A restrictive diet must not be observed, however.
History
Still 150 years ago, about two thirds of the patients with
intestinal hernia operation died. Even after smaller interventions
like the amputation of toes or fingers, 10% of the patients
died. The reasons for this high mortality were lacking anaesthesia,
antisepsis, and the shock problem. Shock can be caused by
severe loss of blood or bacteria that seeped in and may
result in death. But then, pioneering discoveries were made,
constituting the firm foundation for every great abdominal
surgery. Horace Wells realized the first narcosis in 1844
using laughing gas, and in 1901, Karl Landsteiner discovered
the blood groups of the human being. This furnished the
possibility to perform blood transfusions during great surgical
operations and to successfully treat the blood-loss shock.

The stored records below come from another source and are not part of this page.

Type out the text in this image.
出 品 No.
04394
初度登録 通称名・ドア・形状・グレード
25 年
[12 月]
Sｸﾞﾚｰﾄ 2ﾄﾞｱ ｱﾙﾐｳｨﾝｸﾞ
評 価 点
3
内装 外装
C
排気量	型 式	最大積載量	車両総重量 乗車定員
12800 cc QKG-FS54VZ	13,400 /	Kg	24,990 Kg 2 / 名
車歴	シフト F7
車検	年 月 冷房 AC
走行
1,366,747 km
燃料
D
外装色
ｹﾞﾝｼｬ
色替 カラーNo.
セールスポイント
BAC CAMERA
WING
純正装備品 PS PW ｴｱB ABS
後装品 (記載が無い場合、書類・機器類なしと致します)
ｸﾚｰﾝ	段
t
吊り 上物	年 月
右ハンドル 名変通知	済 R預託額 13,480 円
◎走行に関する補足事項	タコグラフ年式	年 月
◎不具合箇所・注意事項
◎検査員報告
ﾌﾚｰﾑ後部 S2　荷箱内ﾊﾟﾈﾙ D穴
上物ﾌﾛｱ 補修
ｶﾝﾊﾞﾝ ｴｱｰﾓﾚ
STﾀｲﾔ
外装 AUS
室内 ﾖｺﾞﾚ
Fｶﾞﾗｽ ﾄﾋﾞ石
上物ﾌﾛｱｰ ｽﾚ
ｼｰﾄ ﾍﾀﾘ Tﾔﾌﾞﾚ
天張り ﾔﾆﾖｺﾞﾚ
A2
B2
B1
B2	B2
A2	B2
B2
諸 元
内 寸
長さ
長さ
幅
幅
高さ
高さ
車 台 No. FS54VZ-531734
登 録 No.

However, the greatest achievement was the finding of Ignatz
Philipp Semmelweiss that the wound infections at that time
were mostly fatal, especially the childbed fever, because
of lacking hygiene of hands and instruments. Until then,
an intensive disinfection of the hands was entirely unknown
in hospitals. Without knowing it, one carried the bacteria
from one patient to another. Unfortunately, Semmelweiss
was too progressive for his time, so that his appeals for
a disinfection of the hands with carbolic acid, even if
proved effective, were at first not taken seriously by many
doctors, among them the famous discoverer of the bacteria,
Luis Pasteur. It was the surgeon Joseph Lister in Glasgow,
who had heard of Semmelweiss' ideas and used them with success
in his hospital in 1867. The hands of the surgeons were
washed with soap containing carbolic acid before the operations,
and a carbolic solution was sprayed over the area of surgery
during the operation. This reduced the number of fatal complications
after operations considerably. Because of these findings,
operation theatres were built that could only be entered
with mouth guard and head bandage. This was the reason why
the first great and aseptically carried out abdominal surgeries
were much more successful from 1880 onwards. An example
for the sense of a new era in abdominal surgery, due to
the new conditions mentioned, is the work of the surgeon
Ulrich Kroenlein, who worked and taught at the University
Hospital at Zurich since 1881. He put the new sanitary ideas
into action in his hospital by having the floors tiled,
by removing bedsteads made of wood, and by building a new
surgery for instruction in the form of an amphitheatre.
As one of the first surgeons, Kroenlein operated cases of
acute appendicitis and worked on the therapy to fight purulent
peritonitis, which occurred after injuries of the bowels.
In order to avoid peritonitis that occurred because of bad
sutures of the bowel (anastomosis), two other famous surgeons
of that time made an effort to develop new suturing techniques
in abdominal surgery: Theodor Kocher and Vinzenz Czerny.
Theodor Kocher writes in 1894: "The intestinal resection
has become an extraordinarily important and comparatively
frequent surgical intervention, by which the surgeon can
save many lives otherwise being considered lost if he carries
it out correctly." At the same time, he introduced his running
perineal suture. This is why Sir Ernest Miles was able to
carry out the first radical abdominoperineal resection of
a rectum carcinoma, a very great intervention, in which
the colon and the rectum are completely removed.